In the 82nd Legislative Session, a bill to reorganize the entire Texas judiciary was introduced and travelled many of the required steps to passage.  This bill, Senate Bill 1717 by Senator Bob Duncan (R-Lubbock) was a perfect vehicle to add amendments that would close some of the loopholes on the judicial bypass proceeding.  When SB 1717 was heard on the House floor, Representative Will Hartnett (R-Dallas) amended the bill to require the collection of the type of data noted above for judicial bypass proceedings.  (The anonymity of the girl would be protected at all times.)  The data would be made on an aggregate basis according to judicial region so that the Legislature and the public would know if this process is working as legislators originally intended.  Information such as this would prove invaluable in shining the light on the judicial bypass system in Texas. 


Representative Phil King (R-Weatherford) also successfully added an amendment to SB 1717 that would require a financial audit of state funds being spent on judicial bypass proceedings and court appointed guardians ad litem and attorneys ad litem.  Legislators want to know how much the state (that’s us) is paying for courts and abortion clinics to circumvent parental authority for minor abortions.  The second part of Representative King’s amendment would have prohibited the court from appointing the attorney ad litem, who is usually referred by the abortion clinic, to also serve as the minor’s guardian ad litem.  This separation would involve one more individual to represent the best interest of the minor.  The attorney who is shepherding the girl through the court system for her secret abortion is not acting with the best interest of the minor; thus, another party appointed by the judge would hopefully be more neutral and actually assess the needs, concerns, and desires of the girl. 

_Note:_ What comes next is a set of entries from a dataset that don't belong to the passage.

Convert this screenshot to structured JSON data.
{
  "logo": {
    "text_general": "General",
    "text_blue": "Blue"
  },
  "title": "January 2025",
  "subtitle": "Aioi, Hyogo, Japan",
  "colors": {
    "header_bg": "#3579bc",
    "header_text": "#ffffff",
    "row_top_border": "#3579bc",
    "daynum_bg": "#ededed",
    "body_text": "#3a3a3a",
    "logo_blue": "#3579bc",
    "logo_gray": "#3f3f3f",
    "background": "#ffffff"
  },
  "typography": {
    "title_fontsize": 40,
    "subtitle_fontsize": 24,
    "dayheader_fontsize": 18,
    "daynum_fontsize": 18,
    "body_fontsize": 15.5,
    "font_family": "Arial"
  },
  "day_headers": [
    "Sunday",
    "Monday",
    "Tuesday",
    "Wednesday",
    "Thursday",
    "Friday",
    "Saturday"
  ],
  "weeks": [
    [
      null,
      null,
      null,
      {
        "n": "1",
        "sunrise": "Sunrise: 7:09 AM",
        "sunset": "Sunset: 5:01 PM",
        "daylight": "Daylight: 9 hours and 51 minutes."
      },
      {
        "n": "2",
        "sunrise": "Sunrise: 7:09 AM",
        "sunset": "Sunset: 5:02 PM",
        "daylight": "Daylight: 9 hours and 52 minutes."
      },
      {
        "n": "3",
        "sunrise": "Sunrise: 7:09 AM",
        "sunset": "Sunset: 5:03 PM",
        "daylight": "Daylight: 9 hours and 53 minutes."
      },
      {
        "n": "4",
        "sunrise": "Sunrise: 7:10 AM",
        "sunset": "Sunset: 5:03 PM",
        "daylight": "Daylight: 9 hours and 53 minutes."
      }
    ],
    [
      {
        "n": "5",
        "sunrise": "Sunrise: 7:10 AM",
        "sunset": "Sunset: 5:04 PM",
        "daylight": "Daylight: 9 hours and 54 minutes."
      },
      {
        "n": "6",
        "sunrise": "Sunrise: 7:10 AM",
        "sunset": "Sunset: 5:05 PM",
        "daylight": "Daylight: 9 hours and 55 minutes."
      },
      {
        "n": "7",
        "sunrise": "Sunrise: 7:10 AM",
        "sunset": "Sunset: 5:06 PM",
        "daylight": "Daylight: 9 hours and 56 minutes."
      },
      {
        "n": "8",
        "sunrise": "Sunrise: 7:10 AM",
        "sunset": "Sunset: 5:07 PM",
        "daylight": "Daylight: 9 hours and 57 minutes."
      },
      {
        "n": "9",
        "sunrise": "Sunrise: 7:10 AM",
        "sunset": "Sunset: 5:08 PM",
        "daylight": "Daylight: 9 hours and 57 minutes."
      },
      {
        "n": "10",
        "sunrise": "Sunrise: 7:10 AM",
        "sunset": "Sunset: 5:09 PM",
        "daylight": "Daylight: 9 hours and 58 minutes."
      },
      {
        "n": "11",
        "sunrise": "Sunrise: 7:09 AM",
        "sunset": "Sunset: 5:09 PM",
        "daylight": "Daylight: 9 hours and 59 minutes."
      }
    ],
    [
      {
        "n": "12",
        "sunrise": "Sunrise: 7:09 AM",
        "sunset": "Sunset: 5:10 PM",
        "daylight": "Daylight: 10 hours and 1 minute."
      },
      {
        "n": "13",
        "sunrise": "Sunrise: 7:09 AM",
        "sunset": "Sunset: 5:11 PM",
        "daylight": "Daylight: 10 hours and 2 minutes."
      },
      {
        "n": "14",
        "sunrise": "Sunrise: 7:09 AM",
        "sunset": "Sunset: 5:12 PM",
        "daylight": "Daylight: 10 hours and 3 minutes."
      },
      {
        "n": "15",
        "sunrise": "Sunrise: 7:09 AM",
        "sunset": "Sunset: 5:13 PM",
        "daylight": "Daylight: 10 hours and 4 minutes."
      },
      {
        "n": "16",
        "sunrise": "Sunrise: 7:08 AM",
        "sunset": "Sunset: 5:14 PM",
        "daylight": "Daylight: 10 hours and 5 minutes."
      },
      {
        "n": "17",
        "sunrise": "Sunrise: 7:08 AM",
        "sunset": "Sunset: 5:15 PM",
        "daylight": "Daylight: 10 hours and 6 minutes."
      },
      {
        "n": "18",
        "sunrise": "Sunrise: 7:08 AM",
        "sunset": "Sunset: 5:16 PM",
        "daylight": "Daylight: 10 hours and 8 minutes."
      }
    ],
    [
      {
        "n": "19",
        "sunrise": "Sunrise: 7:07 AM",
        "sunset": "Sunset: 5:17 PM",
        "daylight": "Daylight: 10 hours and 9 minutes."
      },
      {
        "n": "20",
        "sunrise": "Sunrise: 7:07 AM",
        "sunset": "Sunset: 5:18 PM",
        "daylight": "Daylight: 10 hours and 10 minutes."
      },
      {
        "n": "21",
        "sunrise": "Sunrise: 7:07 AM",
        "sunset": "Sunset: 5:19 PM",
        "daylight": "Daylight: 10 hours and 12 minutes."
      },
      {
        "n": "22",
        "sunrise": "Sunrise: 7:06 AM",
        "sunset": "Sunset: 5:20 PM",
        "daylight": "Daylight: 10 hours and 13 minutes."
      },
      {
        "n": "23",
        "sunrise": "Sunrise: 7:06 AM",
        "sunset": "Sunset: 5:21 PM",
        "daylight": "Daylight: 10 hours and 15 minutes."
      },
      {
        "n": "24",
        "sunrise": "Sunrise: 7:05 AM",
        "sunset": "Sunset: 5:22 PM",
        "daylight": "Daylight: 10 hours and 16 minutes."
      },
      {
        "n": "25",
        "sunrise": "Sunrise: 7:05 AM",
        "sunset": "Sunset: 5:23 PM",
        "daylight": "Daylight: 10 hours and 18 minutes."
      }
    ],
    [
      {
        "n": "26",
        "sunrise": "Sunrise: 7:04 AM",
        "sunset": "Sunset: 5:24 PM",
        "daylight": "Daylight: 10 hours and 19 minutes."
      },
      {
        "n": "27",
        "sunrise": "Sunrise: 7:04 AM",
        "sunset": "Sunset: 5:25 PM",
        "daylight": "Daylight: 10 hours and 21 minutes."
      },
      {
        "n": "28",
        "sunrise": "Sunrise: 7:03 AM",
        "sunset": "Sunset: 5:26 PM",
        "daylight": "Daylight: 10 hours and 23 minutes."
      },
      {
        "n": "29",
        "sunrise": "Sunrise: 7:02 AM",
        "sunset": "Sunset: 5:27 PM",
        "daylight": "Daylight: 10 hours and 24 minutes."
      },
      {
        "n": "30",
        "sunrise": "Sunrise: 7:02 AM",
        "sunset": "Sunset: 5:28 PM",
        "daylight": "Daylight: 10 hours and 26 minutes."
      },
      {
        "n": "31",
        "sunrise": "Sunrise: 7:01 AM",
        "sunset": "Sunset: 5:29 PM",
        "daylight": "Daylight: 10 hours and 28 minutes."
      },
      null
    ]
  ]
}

Senate Bill 1717, as amended by the House, was returned to the Senate, but the Senate sponsor, Senator Duncan, did not concur with the House version.  A conference committee was then set to reconcile the differences, and that committee, chaired by Senator Duncan, rejected the Pro-Life amendments.  The final version to emerge from the conference committee was set to be approved at the 11th hour of the 82nd session.  Sadly, Texas Right to Life was told: 

These must-pass bills are not the venue to make a stand on your issues.  Some bills are off-limits to ideological fights, and you really should not meddle or slow the process for these. 

Texas Right to Life’s position is that “must-pass” bills are the perfect vehicles for Pro-Life amendments.  Our amendments passed in the House with very little opposition and with a wide margin; our amendments did not slow the bill’s passage whatsoever.  For if such bills indeed must pass, then so, too, should additional protections for the sanctity of innocent human life.  Oddly, this “must-pass” Senate Bill 1717 died on Sunday, May 29th at the midnight deadline due to partisan political squabbles unrelated to SB 1717 and unrelated to any Pro-Life issues. 


Senator Duncan has refiled this bill for the special session, and as expected, this filed version does not include Texas Right to Life’s amendments.  Governor Perry has not included this judicial reorganization bill as part of the special session so the bill may still languish until the 2013 83rd Legislative Session.